We also demand that the Budget make provision for universalising the Public Distribution System by removing the distinction between Above Poverty Line and Below Poverty Line households and reducing prices to ensure food security for the poor.

 

Public spending on the social sector has been grossly neglected in the era of liberalisation. The plan expenditure on health in the UPA’s first budget was exactly the same as that in the interim budget presented by the NDA. The Union government’s allocation for the welfare of SC/ST and OBC in real terms has actually gone down in the past few years.

 

We demand that the present Budget reverse this trend and at least meet the commitment in the CMP of spending 3 per cent of the GDP on health and increase the outlay for poverty alleviation and the welfare of deprived section.

 

INCREASE EXPENDITURE ON EDUCATION

Public expenditure on education continues to remain far less than the 6 per cent of GDP, which has been promised by successive governments.

Table 2

% Share of Expenditure on Education in the GDP

 

1990-91

1995-96

1999-2000

2001-02

Elementary

1.58

1.44

1.58

1.66

Secondary

1.10

0.98

0.94

0.98

Higher

0.36

0.37

0.47

0.43

TOTAL

3.59

3.60

4.22

4.18

 

Table 3

Union Govt’s per capita Allocation to Defence and Education

at Constant (1993–94) prices (where the unit is Rs, presumably)

Year

Defence

Education

1995-96

252.9

24.4

2000-01

329.6

39.9

2001-02

340.9

39.9

2002-03

332.5

50.9

Source: Centre for Budget and Governance Accountability

 

In this context we demand:

  1. Substantial increase in the allocation on education in keeping with the CMP promise of phased increase to 6 per cent of the GDP in five years.

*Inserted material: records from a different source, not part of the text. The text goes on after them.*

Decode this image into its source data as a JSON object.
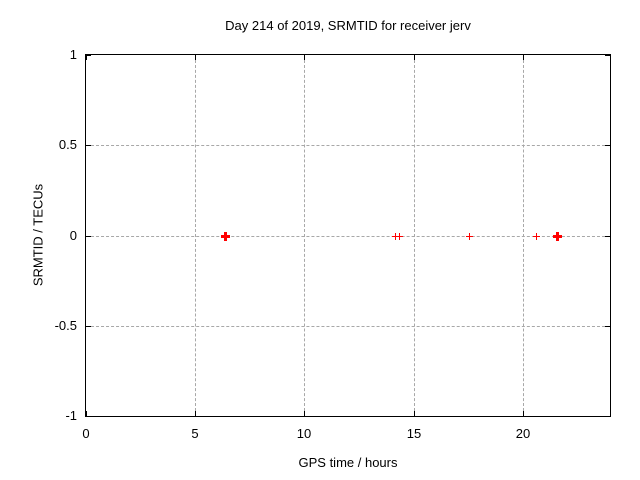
{
  "chart_data": {
    "type": "scatter",
    "title": "Day 214 of 2019, SRMTID for receiver jerv",
    "xlabel": "GPS time / hours",
    "ylabel": "SRMTID / TECUs",
    "xlim": [
      0,
      24
    ],
    "ylim": [
      -1,
      1
    ],
    "xticks": {
      "values": [
        0,
        5,
        10,
        15,
        20
      ],
      "labels": [
        "0",
        "5",
        "10",
        "15",
        "20"
      ]
    },
    "yticks": {
      "values": [
        1,
        0.5,
        0,
        -0.5,
        -1
      ],
      "labels": [
        "1",
        "0.5",
        "0",
        "-0.5",
        "-1"
      ]
    },
    "grid": "dotted-at-ticks",
    "legend": "none",
    "colors": {
      "marker": "#ff0000",
      "grid": "#a8a8a8",
      "axis": "#000000",
      "background": "#ffffff"
    },
    "series": [
      {
        "name": "SRMTID",
        "marker": "plus",
        "points": [
          {
            "x": 6.35,
            "y": 0,
            "bold": true
          },
          {
            "x": 14.15,
            "y": 0,
            "bold": false
          },
          {
            "x": 14.35,
            "y": 0,
            "bold": false
          },
          {
            "x": 17.55,
            "y": 0,
            "bold": false
          },
          {
            "x": 20.6,
            "y": 0,
            "bold": false
          },
          {
            "x": 21.55,
            "y": 0,
            "bold": true
          }
        ]
      }
    ]
  }
}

  2. Adequate allocation for the universalisation of primary education in accordance with the recommendations of the Tapas Majumdar Committee’s report and for the mid-day meal scheme as mandated by the Supreme Court.

  3. Reversal of the trend of decreasing proportional allocation to the higher education sector. Rejection of the policy of mobilising an increasing proportion of funds for higher education from the student community.

  4. Special emphasis on technical education to provide accessible public alternatives to profit-minded private professional institutions.